Ellaway Joseph I J, Anyango Stephen, Nair Sreenath, Zaki Hossam A, Nadzirin Nurul, Powell Harold R, Gutmanas Aleksandras, Varadi Mihaly, Velankar Sameer
Protein Data Bank in Europe, European Bioinformatics Institute, Hinxton, United Kingdom.
The Warren Alpert Medical School of Brown University, Providence, Rhode Island 02903, USA.
Struct Dyn. 2024 May 17;11(3):034701. doi: 10.1063/4.0000251. eCollection 2024 May.
Studying protein dynamics and conformational heterogeneity is crucial for understanding biomolecular systems and treating disease. Despite the deposition of over 215 000 macromolecular structures in the Protein Data Bank and the advent of AI-based structure prediction tools such as AlphaFold2, RoseTTAFold, and ESMFold, static representations are typically produced, which fail to fully capture macromolecular motion. Here, we discuss the importance of integrating experimental structures with computational clustering to explore the conformational landscapes that manifest protein function. We describe the method developed by the Protein Data Bank in Europe - Knowledge Base to identify distinct conformational states, demonstrate the resource's primary use cases, through examples, and discuss the need for further efforts to annotate protein conformations with functional information. Such initiatives will be crucial in unlocking the potential of protein dynamics data, expediting drug discovery research, and deepening our understanding of macromolecular mechanisms.
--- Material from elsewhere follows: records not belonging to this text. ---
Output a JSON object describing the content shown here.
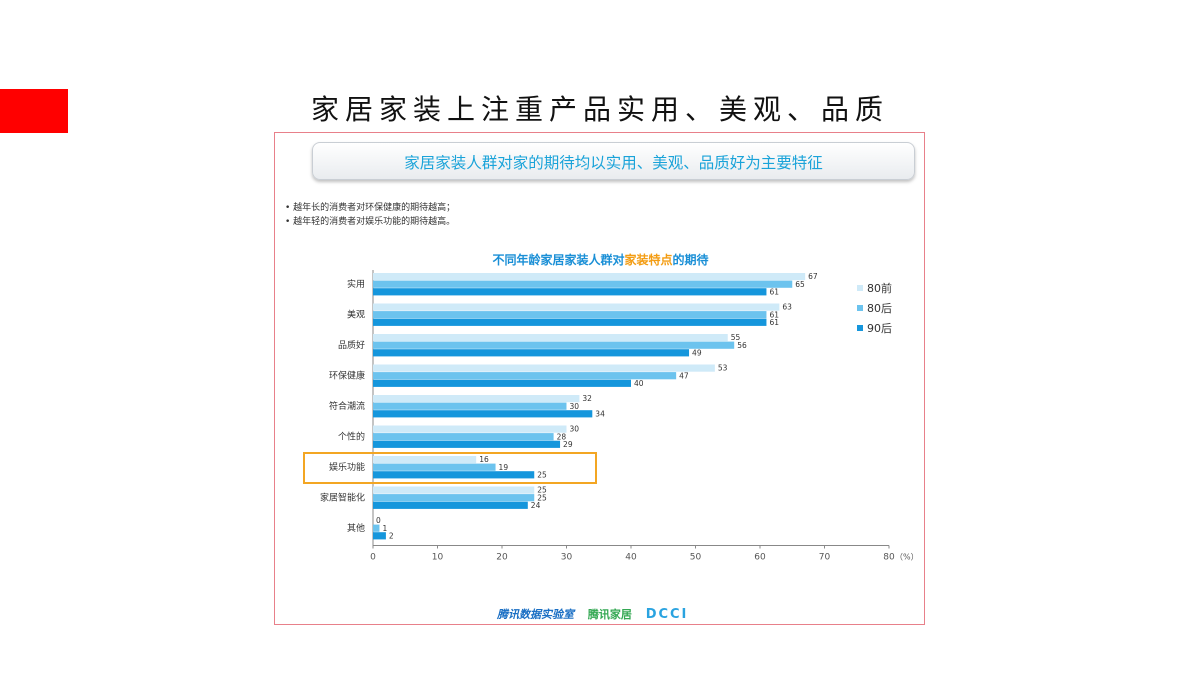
{
  "slide": {
    "title": "家居家装上注重产品实用、美观、品质"
  },
  "banner": {
    "text": "家居家装人群对家的期待均以实用、美观、品质好为主要特征"
  },
  "bullets": [
    "越年长的消费者对环保健康的期待越高；",
    "越年轻的消费者对娱乐功能的期待越高。"
  ],
  "chart_title": {
    "prefix": "不同年龄家居家装人群对",
    "highlight": "家装特点",
    "suffix": "的期待"
  },
  "footer": {
    "source1": "腾讯数据实验室",
    "source2": "腾讯家居",
    "source3": "DCCI"
  },
  "colors": {
    "s80pre": "#cfeaf8",
    "s80post": "#6cc3ee",
    "s90post": "#1596dc",
    "highlight_box": "#f3a623"
  },
  "chart_data": {
    "type": "bar",
    "orientation": "horizontal",
    "categories": [
      "实用",
      "美观",
      "品质好",
      "环保健康",
      "符合潮流",
      "个性的",
      "娱乐功能",
      "家居智能化",
      "其他"
    ],
    "series": [
      {
        "name": "80前",
        "values": [
          67,
          63,
          55,
          53,
          32,
          30,
          16,
          25,
          0
        ]
      },
      {
        "name": "80后",
        "values": [
          65,
          61,
          56,
          47,
          30,
          28,
          19,
          25,
          1
        ]
      },
      {
        "name": "90后",
        "values": [
          61,
          61,
          49,
          40,
          34,
          29,
          25,
          24,
          2
        ]
      }
    ],
    "xlim": [
      0,
      80
    ],
    "xticks": [
      "0",
      "10",
      "20",
      "30",
      "40",
      "50",
      "60",
      "70",
      "80"
    ],
    "xunit": "（%）",
    "highlighted_category": "娱乐功能",
    "legend_position": "right",
    "grid": false
  }
}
研究蛋白质动力学和构象异质性对于理解生物分子系统和治疗疾病至关重要。尽管蛋白质数据库中已存入超过215,000个大分子结构,且诸如AlphaFold2、RoseTTAFold和ESMFold等基于人工智能的结构预测工具也已出现,但通常生成的是静态表示,无法完全捕捉大分子运动。在此,我们讨论将实验结构与计算聚类相结合以探索体现蛋白质功能的构象景观的重要性。我们描述了欧洲蛋白质数据库知识库开发的用于识别不同构象状态的方法,通过实例展示了该资源的主要用例,并讨论了进一步努力用功能信息注释蛋白质构象的必要性。此类举措对于释放蛋白质动力学数据的潜力、加速药物发现研究以及加深我们对大分子机制的理解至关重要。